As for pop singers in general, it's a different animal. Not singing your own stuff doesn't make you fake, in my eyes, as long as you're not presenting it as such. Elvis never said he wrote the songs or was even much of a musician outside of singing. That was his forte, that's what many of us love about his music.

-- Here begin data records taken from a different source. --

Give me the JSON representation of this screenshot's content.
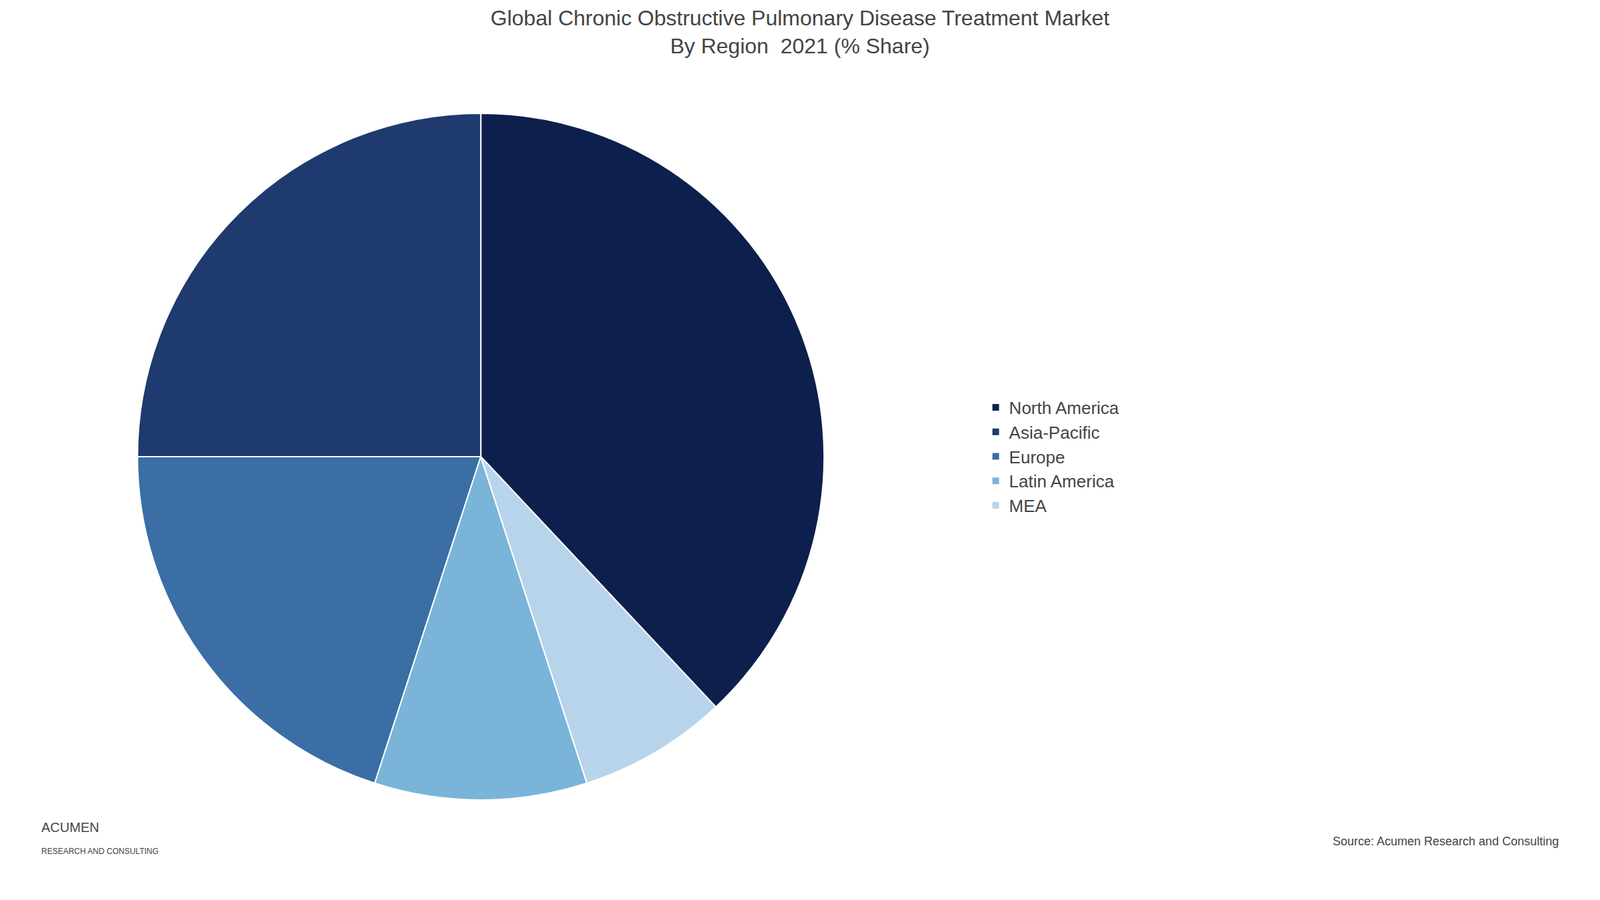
{
  "chart_data": {
    "type": "pie",
    "title": "Global Chronic Obstructive Pulmonary Disease Treatment Market",
    "subtitle": "By Region  2021 (% Share)",
    "categories": [
      "North America",
      "Asia-Pacific",
      "Europe",
      "Latin America",
      "MEA"
    ],
    "values": [
      38,
      25,
      20,
      10,
      7
    ],
    "colors": [
      "#0d1f4c",
      "#1e3a6e",
      "#3a6ea5",
      "#7ab4d8",
      "#b8d4ea"
    ],
    "legend": "right",
    "data_labels": false,
    "annotations": [
      "Source: Acumen Research and Consulting",
      "ACUMEN",
      "RESEARCH AND CONSULTING"
    ]
  }
}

/I'm told I do a killer James Blunt impression when someone requests "You're Beautiful". I do the first verse and chorus before everyone breaks into laughter.

 
henryhill 2008-01-13 04:37:40 PM  
who is James Blunt?

 
Hetfield 2008-01-13 04:46:03 PM  
Something about his whiny singing pisses me off big time. There are only two other singers who manage to do so: Celine Dion and Enya. I wish someone would give them all a roundhouse kick to the vagina.

 
ElTaco 2008-01-13 05:39:07 PM  
lol @ pop musicians writing their own songs.

/listen to better music

 
Thosw 2008-01-13 05:50:22 PM  
Big bunch o' fail right there. Dionne Warwick got put in the songwriter's hall of fame just for that very reason.

 
LewDux 2008-01-13 06:56:08 PM  
Big fat phoney:
www.jaunted.com

Ludwig van on the other hand..

 
paulseta [TotalFark] 2008-01-13 06:58:02 PM  
Thosw: Big bunch o' fail right there. Dionne Warwick got put in the songwriter's hall of fame just for that very reason.

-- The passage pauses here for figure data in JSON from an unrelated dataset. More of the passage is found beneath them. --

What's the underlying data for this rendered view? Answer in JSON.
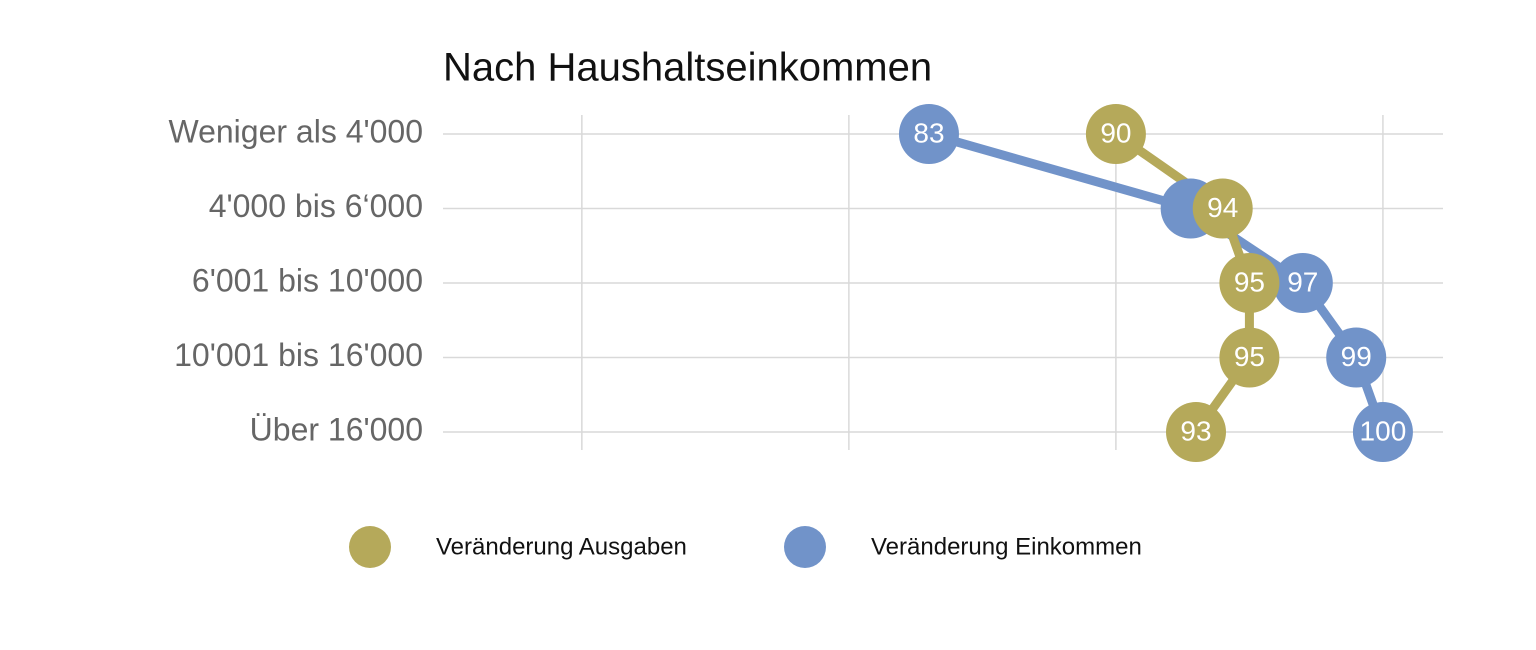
{
  "chart_data": {
    "type": "dot-line",
    "title": "Nach Haushaltseinkommen",
    "categories": [
      "Weniger als 4'000",
      "4'000 bis 6‘000",
      "6'001 bis 10'000",
      "10'001 bis 16'000",
      "Über 16'000"
    ],
    "series": [
      {
        "name": "Veränderung Einkommen",
        "color": "#7193c9",
        "values": [
          83,
          92.8,
          97,
          99,
          100
        ],
        "value_labels": [
          "83",
          null,
          "97",
          "99",
          "100"
        ]
      },
      {
        "name": "Veränderung Ausgaben",
        "color": "#b5a95a",
        "values": [
          90,
          94,
          95,
          95,
          93
        ]
      }
    ],
    "legend_order": [
      1,
      0
    ],
    "xlim": [
      64.8,
      102.25
    ],
    "xticks": [
      70,
      80,
      90,
      100
    ],
    "grid": true
  }
}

In all fairness, Warwick was always in it for the money - in fact, she's one of the only songwriters who charges a *large* upfront fee just to have the honour of recording one of her new tunes.

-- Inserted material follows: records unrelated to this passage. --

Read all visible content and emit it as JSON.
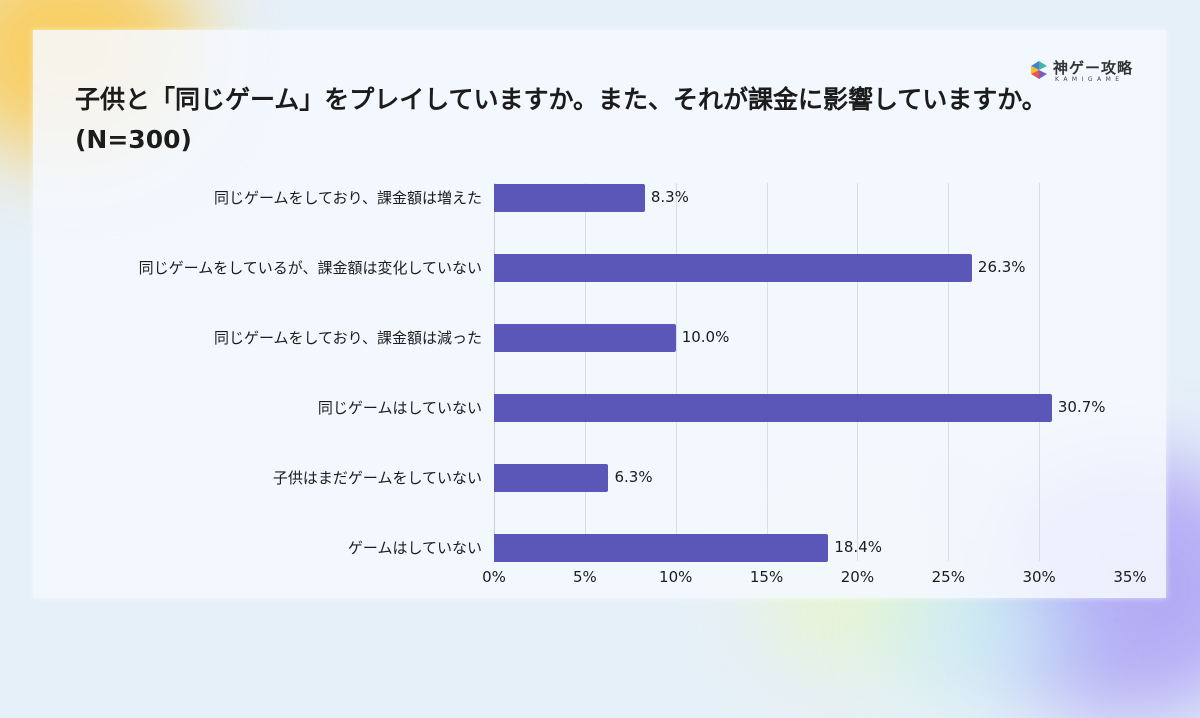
{
  "title": "子供と「同じゲーム」をプレイしていますか。また、それが課金に影響していますか。(N=300)",
  "logo": {
    "name": "神ゲー攻略",
    "sub": "KAMIGAME",
    "colors": [
      "#3fb6a8",
      "#f0c22e",
      "#e8574a",
      "#7a5cc6"
    ]
  },
  "colors": {
    "bar": "#5a57b8",
    "grid": "#d9dde6",
    "text": "#1c1c1c"
  },
  "chart_data": {
    "type": "bar",
    "orientation": "horizontal",
    "title": "子供と「同じゲーム」をプレイしていますか。また、それが課金に影響していますか。(N=300)",
    "categories": [
      "同じゲームをしており、課金額は増えた",
      "同じゲームをしているが、課金額は変化していない",
      "同じゲームをしており、課金額は減った",
      "同じゲームはしていない",
      "子供はまだゲームをしていない",
      "ゲームはしていない"
    ],
    "values": [
      8.3,
      26.3,
      10.0,
      30.7,
      6.3,
      18.4
    ],
    "value_labels": [
      "8.3%",
      "26.3%",
      "10.0%",
      "30.7%",
      "6.3%",
      "18.4%"
    ],
    "unit": "%",
    "xlabel": "",
    "ylabel": "",
    "xlim": [
      0,
      35
    ],
    "x_ticks": [
      "0%",
      "5%",
      "10%",
      "15%",
      "20%",
      "25%",
      "30%",
      "35%"
    ],
    "grid": true,
    "legend": null
  }
}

/music industry guy from a ways back
//ask me about what a lot of famous people are *really* like
///actually, don't. I think you can guess

 
SweetSilverBlues 2008-01-13 07:17:48 PM  
Sir Elton John would like to have a word with the article writer, as would his friend, Mr. Bernie Taupin.

 
mrchowwow 2008-01-13 07:37:16 PM  
Yeah, just like those big posers Billy Holiday and Bonnie Raitt. And Fred Astaire. And Eric Clapton. Hmmm

 
RaKellaKAT 2008-01-14 01:30:05 AM  
I don't think there's enough "James Blunt makes me want to donate my ears to orphans" in this thread.

 
RaKellaKAT 2008-01-14 01:32:53 AM  
also, guys, I think destitute college kid was being sarcastic. If a musician is an instrument, then, like other instruments, something original can be played just as well as something someone else wrote. So stop being all "OMG BUT JOHNNY CASH IS GREAT !1"

/lawn.

 
MusicMakeMyHeadPound 2008-01-14 06:30:35 AM  
henryhill: who is James Blunt?

Oof. Alright buddy, you asked for it:

http://www.youtube.com/watch?v=fox-ja7YDSw

Disclaimer: I'm not responsible for any ear bleeding, urge to strangle, or that general "how did this clown get famous?" feeling that comes from clicking on the link, which may or may not be a rickroll.

"Who is James Blunt?"

More like "What is Google and how do I use it?"

 
exno 2008-01-14 09:37:30 AM  
Frank Sinatra anyone?

 
moj0pin 2008-01-14 04:33:07 PM  
The problem with James Blunt isn't that he doesn't write his own songs. The problem is that the songs he records are so lame they could bore the paint off the wall.

 
BRENDAN-FACE 2008-01-15 12:07:35 PM  
I'm no fan of James Blunt, and I'm not going to read the article, but if that's the actual criticism, the reviewer should lose his/her job. That's just plain retardation. Professional songwriters and professional performers working together made some of the best music of the 20th Century. Buddy Holly was one of the first to buck this system, followed by the Beatles and their clique, as well as Bob Dylan and his following of traditional singer-songwriter folk musicians.

 
Thunderboy 2008-01-15 04:44:31 PM  
Kliffoth: A singer isn't an artist, a singer is an instrument. If you don't write your own music or lyrics then you aren't an artist. All good bands write their own lyrics/music, but then again I don't listen to Pop garbage.

I'll bet that you ONLY listen to "Pop garbage". Clearly you have never listened to Jazz or "Classical" music.